Definição do rapaz
Paulo Mendes Campos
Em 1946, Rubem Braga e eu,
então moradores de uma casa à rua Júlio de Castilhos, resolvemos estudar
inglês. Um anúncio de jornal nos fez decidir sobre o professor. Nós lhe
telefonamos, ele veio, combinou-se o preço, aulas três vezes por semana.
Tratava-se de um inglês
alto, de testa estreita, cinquentão. As aulas, às oito horas da manhã, para
dizer a verdade, não eram muito excitantes. A fim de fugir delas, passamos a
usar do expediente primário de mandar a cozinheira dizer que não estávamos em casa.
Entretanto, o empedernido súdito de sua majestade não acreditava na desculpa:
– Oh, as preguiçosos ainda
eston no cama.
E gritava escada acima:
– Mim está aqui esperando
preguiça brasileira.
Não havia jeito, senão
descer.

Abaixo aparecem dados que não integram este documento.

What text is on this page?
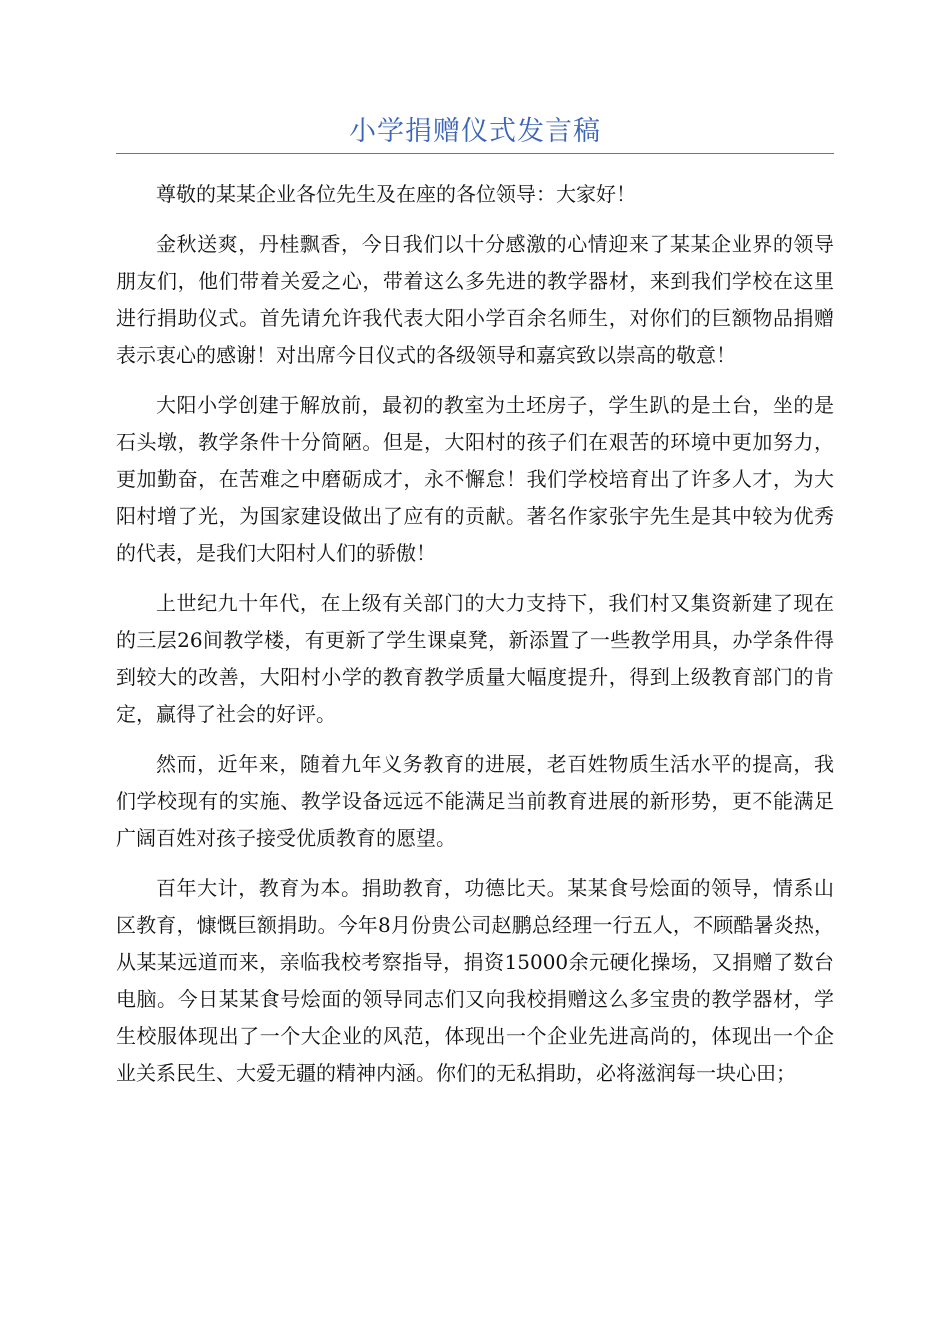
小学捐赠仪式发言稿

尊敬的某某企业各位先生及在座的各位领导：大家好！

金秋送爽，丹桂飘香，今日我们以十分感激的心情迎来了某某企业界的领导朋友们，他们带着关爱之心，带着这么多先进的教学器材，来到我们学校在这里进行捐助仪式。首先请允许我代表大阳小学百余名师生，对你们的巨额物品捐赠表示衷心的感谢！对出席今日仪式的各级领导和嘉宾致以崇高的敬意！

大阳小学创建于解放前，最初的教室为土坯房子，学生趴的是土台，坐的是石头墩，教学条件十分简陋。但是，大阳村的孩子们在艰苦的环境中更加努力，更加勤奋，在苦难之中磨砺成才，永不懈怠！我们学校培育出了许多人才，为大阳村增了光，为国家建设做出了应有的贡献。著名作家张宇先生是其中较为优秀的代表，是我们大阳村人们的骄傲！

上世纪九十年代，在上级有关部门的大力支持下，我们村又集资新建了现在的三层26间教学楼，有更新了学生课桌凳，新添置了一些教学用具，办学条件得到较大的改善，大阳村小学的教育教学质量大幅度提升，得到上级教育部门的肯定，赢得了社会的好评。

然而，近年来，随着九年义务教育的进展，老百姓物质生活水平的提高，我们学校现有的实施、教学设备远远不能满足当前教育进展的新形势，更不能满足广阔百姓对孩子接受优质教育的愿望。

百年大计，教育为本。捐助教育，功德比天。某某食号烩面的领导，情系山区教育，慷慨巨额捐助。今年8月份贵公司赵鹏总经理一行五人，不顾酷暑炎热，从某某远道而来，亲临我校考察指导，捐资15000余元硬化操场，又捐赠了数台电脑。今日某某食号烩面的领导同志们又向我校捐赠这么多宝贵的教学器材，学生校服体现出了一个大企业的风范，体现出一个企业先进高尚的，体现出一个企业关系民生、大爱无疆的精神内涵。你们的无私捐助，必将滋润每一块心田；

E tome verbo irregular. Incapazes de liquidá-lo, sugerimos que, em vez
de gramática, fôssemos traduzindo obras literárias, que isso era mais
agradável, etc. Foi o diabo. Não me lembro de ter visto, em toda a minha vida,
mais inenarrável expressão de estupor do que o dia em que traduzimos um soneto
de Ezra Pound, em que o poeta se dizia uma árvore de galhos abertos, no meio de
um bosque. O professor arregalou os olhos com um tal brilho de incompreensão
total e absoluta da imagem poética que fomos obrigados a desistir
definitivamente da poesia. Nunca mais se falou nisso.
E como as aulas
subsequentes continuassem monótonas, apelamos para a prosa. A fim de aliciá-lo,
procuramos afagar seu nacionalismo falando em Bernard Shaw. Pasmem-se os
incrédulos. O mestre fez um ar polido de curiosidade e perguntou:
– Bernard Shaw? Quem é ele?
Pois o homem não estava
fazendo humour não. Era no duro, nunca ouvira falar em Bernard Shaw. Trouxemos,
então, a peça Androcles and the Lion e começamos a traduzi-la. Dessa vez, a
coisa ia melhor. O professor mostrava algum interesse pelo enredo e, para a
nossa admiração, pediu o livro emprestado, a fim de lê-lo em casa.
Levou uma semana com o
livro. E um dia veio até nós com o ar astuto de quem descobriu a brincadeira
que estão preparando para ele. Entregou-nos o livro se rindo muito:
Mim pensou que era coisa
séria.
– I beg your pardon,
exclamamos em coro.
– Essa peça é somente um
joke, disse ele. Leão no fim dança com homem. Ih, ih, ih.